Quint - your problem I understand much more. Yes it isn't nice when people link to threads and talk about you behind your back. MNHQ I have noticed, haven't put this button onto relationships threads or other sensitive threads.

It's a risk though and as you say, it makes it easier for people to discuss these things on facebook. However I would much rather it was discussed on facebook than on secretive sites or blogs that I cannot access. I think people are much more likely to be careful what they say on facebook, where all their friends can see and even share the link with their friends, than they are on a closed site or forum. From what I have seen, when people have linked to threads on facebook they usually discuss Mumsnet in general or the thread in general rather than individual posters. I think on a public forum such as facebook people are aware that discussing individual posters is unfair and runs the possibility of the person doing the bitching, being turned against.

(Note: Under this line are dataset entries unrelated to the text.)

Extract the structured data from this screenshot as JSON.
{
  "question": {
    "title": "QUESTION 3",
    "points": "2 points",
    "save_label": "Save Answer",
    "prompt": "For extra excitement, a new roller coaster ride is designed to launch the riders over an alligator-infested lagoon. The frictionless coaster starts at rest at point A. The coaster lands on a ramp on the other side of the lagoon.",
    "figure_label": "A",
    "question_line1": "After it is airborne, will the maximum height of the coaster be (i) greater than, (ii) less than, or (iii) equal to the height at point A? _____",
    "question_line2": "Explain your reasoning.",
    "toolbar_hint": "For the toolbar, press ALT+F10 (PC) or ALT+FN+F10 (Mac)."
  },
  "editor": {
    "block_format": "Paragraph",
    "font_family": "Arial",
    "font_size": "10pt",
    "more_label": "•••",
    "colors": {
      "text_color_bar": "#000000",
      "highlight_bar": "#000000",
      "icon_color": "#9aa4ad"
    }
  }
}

Mumsnet is a business, not a charity and I understand that they make decisions based on business but they do have the decency to reply personally to critcism, to take on board comments and to make changes which is more than most other websites would do. At the end of the day, this button might produce more members, bring in more advertising revenue, etc. So it makes sense economically. Many posters here run their own businesses, I wonder how far they would go for the sake of a few of their customers when on the other hand they could attract so many more new customers? I don't think MNHQ deserves the slagging off it is getting!

AitchTwoOHoHoHo · 21/12/2011 10:03

agreed, sircliff.

AitchTwoOHoHoHo · 21/12/2011 10:03

Wink Grin

SirCliffRichardSucksEggsInHell · 21/12/2011 10:04

Is that a first Aitch?

AitchTwoOHoHoHo · 21/12/2011 10:05

lol

SirCliffRichardSucksEggsInHell · 21/12/2011 10:05

fuck me it's chilly in here today! Xmas Grin

AitchTwoOHoHoHo · 21/12/2011 10:07

hahaha.

anyhoo am off to watch ANOTHER santa give more plasticky shite to my kid... wha's like us? god bless us, one and all.